When he was hired, Matheny had managed zero games at any level, nor had he served as a major league bench coach, another typical path to the top job. But he said he felt like every decision he would face as a manager he had already considered during his playing days.
“I think that’s one of the advantages to being a catcher, actually, because I felt like I needed to make sure I knew what I was doing every pitch,” Matheny said. “I was second-guessing myself every pitch.”

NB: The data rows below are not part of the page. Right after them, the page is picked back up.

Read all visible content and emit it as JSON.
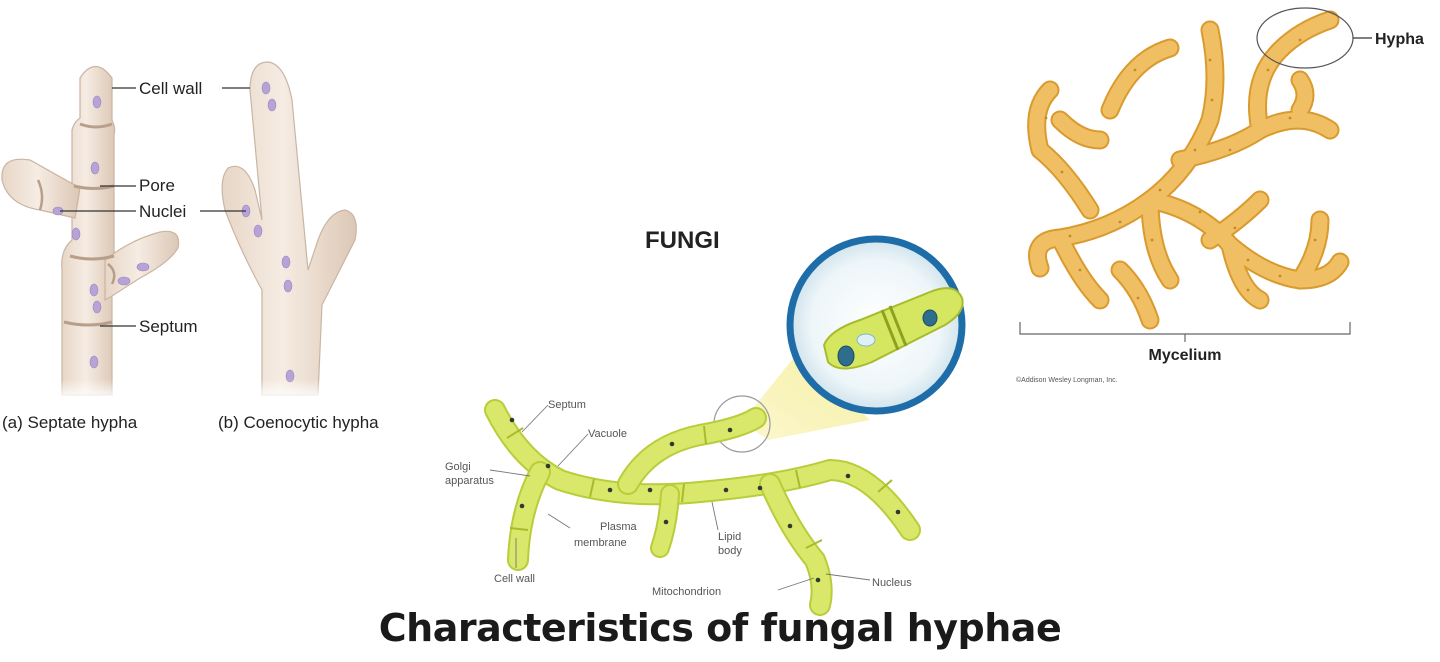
{
  "panel_a": {
    "labels": {
      "cell_wall": "Cell wall",
      "pore": "Pore",
      "nuclei": "Nuclei",
      "septum": "Septum"
    },
    "caption": "(a) Septate hypha"
  },
  "panel_b": {
    "caption": "(b) Coenocytic hypha"
  },
  "center": {
    "heading": "FUNGI",
    "labels": {
      "septum": "Septum",
      "vacuole": "Vacuole",
      "golgi_line1": "Golgi",
      "golgi_line2": "apparatus",
      "plasma_line1": "Plasma",
      "plasma_line2": "membrane",
      "lipid_line1": "Lipid",
      "lipid_line2": "body",
      "cell_wall": "Cell wall",
      "mitochondrion": "Mitochondrion",
      "nucleus": "Nucleus"
    }
  },
  "mycelium_panel": {
    "hypha_label": "Hypha",
    "mycelium_label": "Mycelium",
    "credit": "©Addison Wesley Longman, Inc."
  },
  "title": "Characteristics of fungal hyphae",
  "colors": {
    "hypha_beige": "#efe2d6",
    "hypha_edge": "#c9b5a4",
    "nucleus_purple": "#b7a3d6",
    "mycelium_orange": "#f1bf63",
    "mycelium_edge": "#d99a2e",
    "green_fill": "#d5e660",
    "green_edge": "#a9bb2c",
    "magnifier_ring": "#1e6da8"
  }
}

It is the position in which Posey and Molina find themselves now, studying video not only of how an opposing pitcher might face them when they’re at-bat — as almost all offensive players do — but also studying the entire opposing lineup, searching for tendencies and weaknesses that their own pitching staff might exploit. Matheny tells a story of how, when he was still playing for the Cardinals, he came across Molina as a young minor leaguer and went home to tell his wife, “I saw the kid that’s going to steal my job.”

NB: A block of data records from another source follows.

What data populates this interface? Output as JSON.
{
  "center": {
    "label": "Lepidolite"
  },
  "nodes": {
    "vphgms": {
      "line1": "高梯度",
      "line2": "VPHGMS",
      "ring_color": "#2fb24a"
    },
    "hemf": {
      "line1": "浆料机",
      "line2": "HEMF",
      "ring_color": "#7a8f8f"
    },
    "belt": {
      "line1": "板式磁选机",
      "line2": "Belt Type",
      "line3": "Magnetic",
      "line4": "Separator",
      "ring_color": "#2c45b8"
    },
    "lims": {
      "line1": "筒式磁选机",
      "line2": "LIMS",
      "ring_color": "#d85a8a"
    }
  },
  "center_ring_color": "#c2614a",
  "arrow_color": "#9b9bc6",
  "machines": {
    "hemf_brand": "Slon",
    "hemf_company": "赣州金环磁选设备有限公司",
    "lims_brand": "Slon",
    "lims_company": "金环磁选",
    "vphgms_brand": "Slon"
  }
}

“The thing that stood out to me was how receptive he was and how open to learn and to improve and to grow,” Matheny said.
Posey is five years younger than Molina, and so gifted offensively — his OPS of .957 trailed only five players in all of baseball — that he has had to deflect talk that he move to first base to better protect his body. (Minnesota’s Joe Mauer, the 2007 AL MVP, has also resisted moving.)
“It’s a grind,” Posey said. “You have to realize you’ll be hurt sometimes, and you have to play that way, still catch and still hit. It’s hard to explain unless you’re back there doing it.”
Now, each catcher left in the postseason can return to his dugout and find someone who knows what they’re going through — even though they may have abilities about which their managers only dreamed.
“There’s not a lot glamorous about the position, and it just makes it that much more rare that we’re talking about some very effective offensive players who grind through that position,” Matheny said. “The rigors of that position, day in and day out, physically and mentally, are really hard to describe. But I see these guys setting kind of the framework for that to change.”
Giants note: Bochy said second baseman Marco Scutaro, who suffered a left hip injury following a hard slide by St. Louis’s Matt Holliday on Monday, could be ready to play in Game 3. “He came out of this pretty good considering how hard he was hit,” Bochy said Tuesday. Scutaro remained in Game 2 after the slide, which appeared to be late, and delivered the two-run single that broke the game open. He was removed in the fifth inning.